Speculate, reflect: every thinking activity implies mirrors for me…Maybe this is why I need mirrors to think: I cannot concentrate except in the presence of reflected images, as if my soul needed a model to imitate every time it wanted to employ its speculative capacity. Chapter 7
I want to conceal, in the midst of so many illusory ghosts of myself, the true me, who makes them move. Chapter 7
In a catoptric world enemies can equally believe that they are surrounding me from every side, but I alone know the arrangement of the mirrors and can put myself out of their reach, while they end up jostling and seizing one another. Chapter 7
From mirror to mirror — this is what I happen to dream of — the totality of things, the whole, the entire universe, divine wisdom could concentrate their luminous rays into a single mirror. Or perhaps the knowledge of everything is buried in the soul, and a system of mirrors that would multiply my image to infinity and reflect its essence in a single image would then reveal to me the soul of the universe, which is hidden in mine. Chapter 7
The mirror walls reflect on my image an infinite number of times. Had I been kidnapped by myself? Had one of my images cast into the world taken my place and relegated me to the role of reflected image? Had I summoned the Prince of Darkness and was he appearing to me in my own likeness? Chapter 7
All of the stuff about mirrors reminded me of Genshin Impact some more.
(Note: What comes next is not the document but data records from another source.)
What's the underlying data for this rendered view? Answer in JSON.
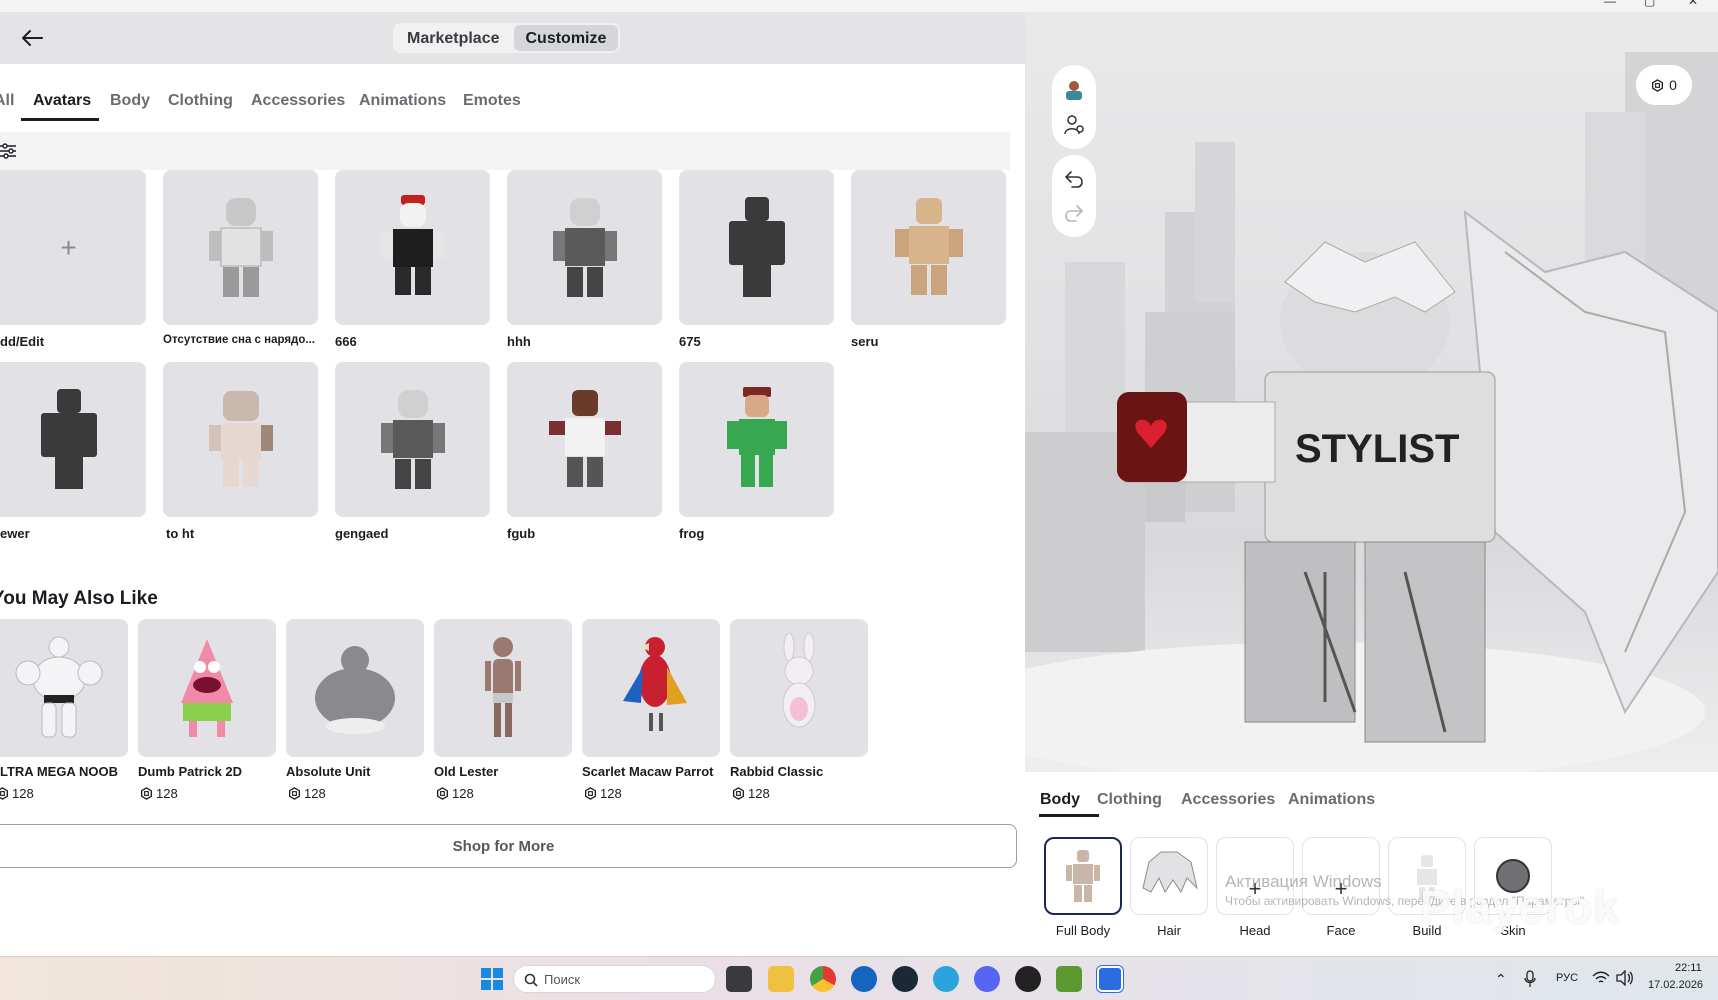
{
  "window": {
    "controls": [
      "—",
      "▢",
      "✕"
    ]
  },
  "header": {
    "segments": [
      {
        "label": "Marketplace",
        "active": false
      },
      {
        "label": "Customize",
        "active": true
      }
    ]
  },
  "tabs": [
    {
      "label": "All",
      "active": false
    },
    {
      "label": "Avatars",
      "active": true
    },
    {
      "label": "Body",
      "active": false
    },
    {
      "label": "Clothing",
      "active": false
    },
    {
      "label": "Accessories",
      "active": false
    },
    {
      "label": "Animations",
      "active": false
    },
    {
      "label": "Emotes",
      "active": false
    }
  ],
  "avatars": [
    {
      "label": "dd/Edit",
      "kind": "add"
    },
    {
      "label": "Отсутствие сна с нарядо...",
      "kind": "avatar",
      "color": "#d6d6d6"
    },
    {
      "label": "666",
      "kind": "avatar",
      "color": "#1e1e1e"
    },
    {
      "label": "hhh",
      "kind": "avatar",
      "color": "#4a4a4a"
    },
    {
      "label": "675",
      "kind": "avatar",
      "color": "#3a3a3a"
    },
    {
      "label": "seru",
      "kind": "avatar",
      "color": "#d8b48c"
    },
    {
      "label": "ewer",
      "kind": "avatar",
      "color": "#3a3a3a"
    },
    {
      "label": "to ht",
      "kind": "avatar",
      "color": "#d9c8be"
    },
    {
      "label": "gengaed",
      "kind": "avatar",
      "color": "#4a4a4a"
    },
    {
      "label": "fgub",
      "kind": "avatar",
      "color": "#7a3030"
    },
    {
      "label": "frog",
      "kind": "avatar",
      "color": "#38a850"
    }
  ],
  "recommendations": {
    "title": "You May Also Like",
    "items": [
      {
        "name": "LTRA MEGA NOOB",
        "price": "128",
        "color": "#f4f4f6"
      },
      {
        "name": "Dumb Patrick 2D",
        "price": "128",
        "color": "#f08aa8"
      },
      {
        "name": "Absolute Unit",
        "price": "128",
        "color": "#8a8a8e"
      },
      {
        "name": "Old Lester",
        "price": "128",
        "color": "#9a7a70"
      },
      {
        "name": "Scarlet Macaw Parrot",
        "price": "128",
        "color": "#c82030"
      },
      {
        "name": "Rabbid Classic",
        "price": "128",
        "color": "#f2eef4"
      }
    ],
    "shop_more": "Shop for More"
  },
  "viewport": {
    "balance": "0"
  },
  "editor": {
    "tabs": [
      {
        "label": "Body",
        "active": true
      },
      {
        "label": "Clothing",
        "active": false
      },
      {
        "label": "Accessories",
        "active": false
      },
      {
        "label": "Animations",
        "active": false
      }
    ],
    "slots": [
      {
        "label": "Full Body",
        "icon": "full-body-icon"
      },
      {
        "label": "Hair",
        "icon": "hair-icon"
      },
      {
        "label": "Head",
        "icon": "add-icon"
      },
      {
        "label": "Face",
        "icon": "add-icon"
      },
      {
        "label": "Build",
        "icon": "build-icon"
      },
      {
        "label": "Skin",
        "icon": "skin-color-icon"
      }
    ],
    "watermark_title": "Активация Windows",
    "watermark_sub": "Чтобы активировать Windows, перейдите в раздел \"Параметры\".",
    "brand": "Playerok"
  },
  "taskbar": {
    "search_placeholder": "Поиск",
    "lang": "РУС",
    "time": "22:11",
    "date": "17.02.2026"
  }
}
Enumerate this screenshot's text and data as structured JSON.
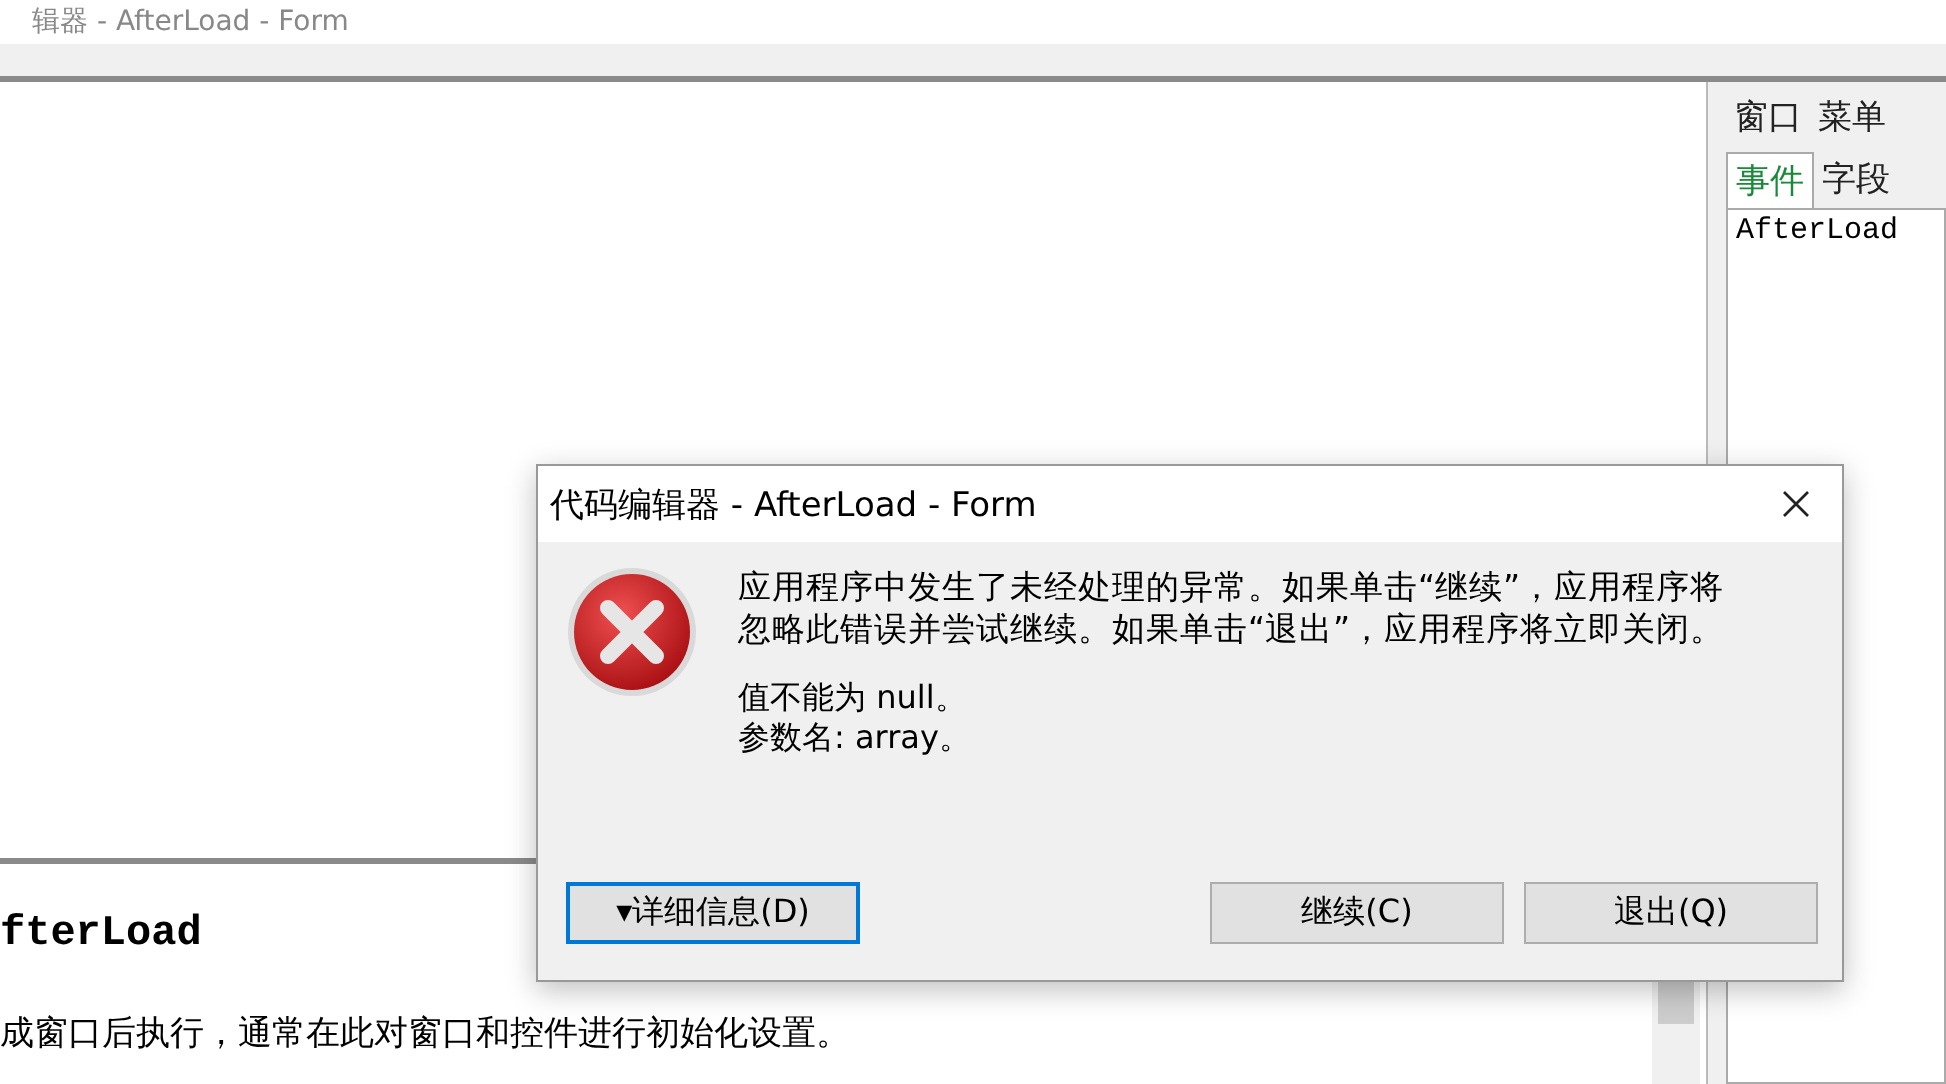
{
  "window": {
    "title": "辑器 - AfterLoad - Form"
  },
  "side_panel": {
    "tab_rows": [
      [
        {
          "label": "窗口",
          "selected": false
        },
        {
          "label": "菜单",
          "selected": false
        }
      ],
      [
        {
          "label": "事件",
          "selected": true
        },
        {
          "label": "字段",
          "selected": false
        }
      ]
    ],
    "items": [
      "AfterLoad"
    ]
  },
  "doc_pane": {
    "heading": "fterLoad",
    "description": "成窗口后执行，通常在此对窗口和控件进行初始化设置。"
  },
  "dialog": {
    "title": "代码编辑器 - AfterLoad - Form",
    "message": "应用程序中发生了未经处理的异常。如果单击“继续”，应用程序将忽略此错误并尝试继续。如果单击“退出”，应用程序将立即关闭。",
    "details": [
      "值不能为 null。",
      "参数名: array。"
    ],
    "buttons": [
      {
        "label": "▾详细信息(D)",
        "focused": true
      },
      {
        "label": "继续(C)",
        "focused": false
      },
      {
        "label": "退出(Q)",
        "focused": false
      }
    ]
  }
}
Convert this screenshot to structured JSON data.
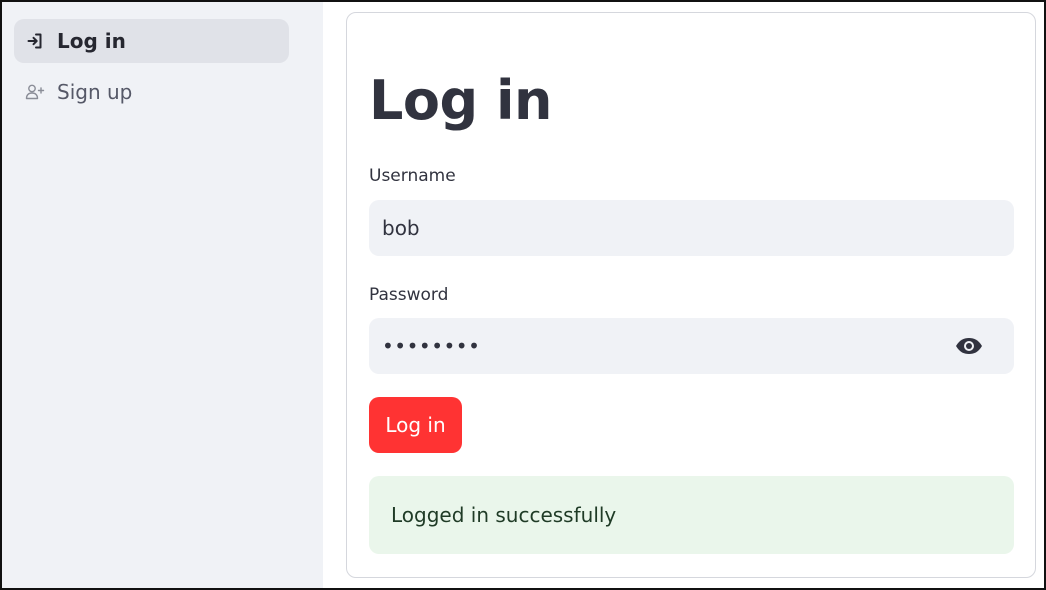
{
  "sidebar": {
    "items": [
      {
        "label": "Log in",
        "icon": "login-icon",
        "active": true
      },
      {
        "label": "Sign up",
        "icon": "person-add-icon",
        "active": false
      }
    ]
  },
  "main": {
    "title": "Log in",
    "username": {
      "label": "Username",
      "value": "bob"
    },
    "password": {
      "label": "Password",
      "value": "••••••••",
      "toggle_icon": "eye-icon"
    },
    "submit_label": "Log in",
    "alert": {
      "text": "Logged in successfully",
      "type": "success"
    }
  },
  "colors": {
    "sidebar_bg": "#f0f2f6",
    "input_bg": "#f0f2f6",
    "primary_button": "#ff3333",
    "success_bg": "#eaf6eb",
    "text": "#31333f"
  }
}
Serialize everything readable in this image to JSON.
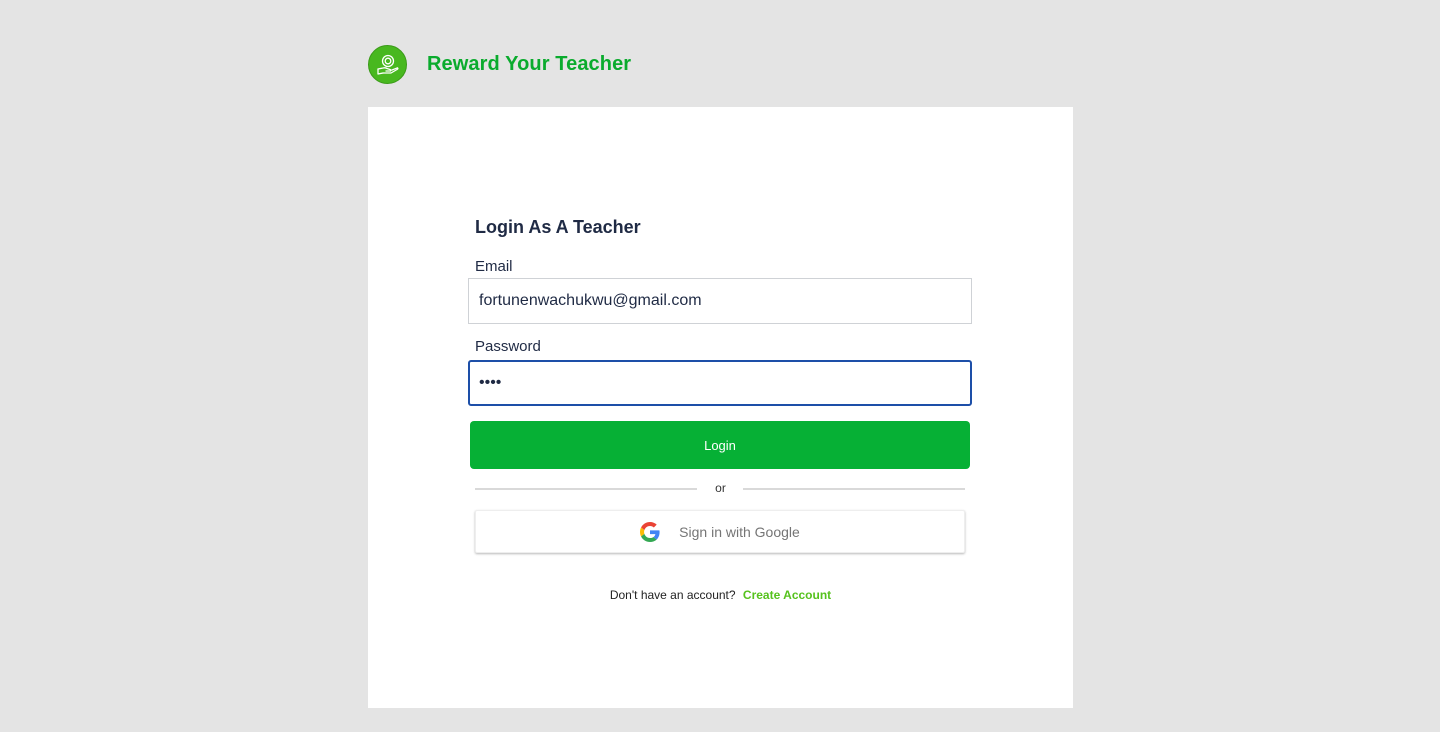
{
  "brand": {
    "name": "Reward Your Teacher",
    "logo_icon": "hand-coin-icon",
    "color": "#0aab2d"
  },
  "form": {
    "title": "Login As A Teacher",
    "email": {
      "label": "Email",
      "value": "fortunenwachukwu@gmail.com"
    },
    "password": {
      "label": "Password",
      "value": "••••"
    },
    "login_button": "Login",
    "divider_text": "or",
    "google_button": {
      "label": "Sign in with Google",
      "icon": "google-icon"
    },
    "signup": {
      "prompt": "Don't have an account?",
      "link": "Create Account"
    }
  },
  "colors": {
    "accent": "#06b035",
    "link": "#56c21d",
    "focus_border": "#1d4fa8",
    "background": "#e4e4e4"
  }
}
The whole book did, but given the time that they chose to reference the title, I think this was the most relevant bit. (iykyk)
chapter 8
Another chapter I really loved, because so much of it was about the torment of writing, lol.
At times I convince myself that the woman is reading my true book, the only I should have written long ago, but will nver succeed in writing, that this book is there, word for word, that I can see it at the end of my spyglass but cannot read what is written in it, cannot know what was written by that me who I have not succeeded and will never succeed in being. It’s no use my sitting down again at the desk, straining to guess, to copy that true book of mine she is reading: whatever I may write will be false, a fake, compared to my true book, which no one except her will ever read. Chapter 8
How well I would write if I were not here! If between the white page and the writing of words and stories that take shape and disappear without anyone’s ever writing them there were not interposed that uncomfortable partition which is my person! Chapter 8
…all the elements that make what I write recognizable as mine seem to me a cage that restricts my possibilities. Chapter 8
It is not in order to be the spokesman for something definable that I would like to erase myself. Only to transmit the writable that waits to be written, the tellable that nobody tells. Chapter 8
At times I think of the subject matter of the book to be written as of something that already exists: thoughts already thought, dialogue already spoken, stories already happened, places and settings seen; the book should be simply the equivalent of the unwritten world translated into writing. Chapter 8
…the book should be the written counterpart of the unwritten word; its subject should be what does not exist and cannot exist except when written, but whose absence is obscurely felt by that which exists, in its own incompleteness. Chapter 8
There is thought in the universe — this is the constant from which we must set out every time. Will I ever be able to say, “Today it writes,” just like "Today it rains, “Today it is windy”? Only when it will come natural to be to use the verb “write” in the impersonal form will I be able to hope that through me is expressed something less limited than the personality of an individual. Chapter 8
If we assume that writing manages to go beyond the limitations of the author, it will continue to have a meaning only when it is read by a single person and passes through his mental circuits…The universe will express itself as long as somebody will be able to say, “I read, therefore it writes.” Chapter 8
I like this idea of the author as a mouthpiece, or a medium, or an oracle for the universe.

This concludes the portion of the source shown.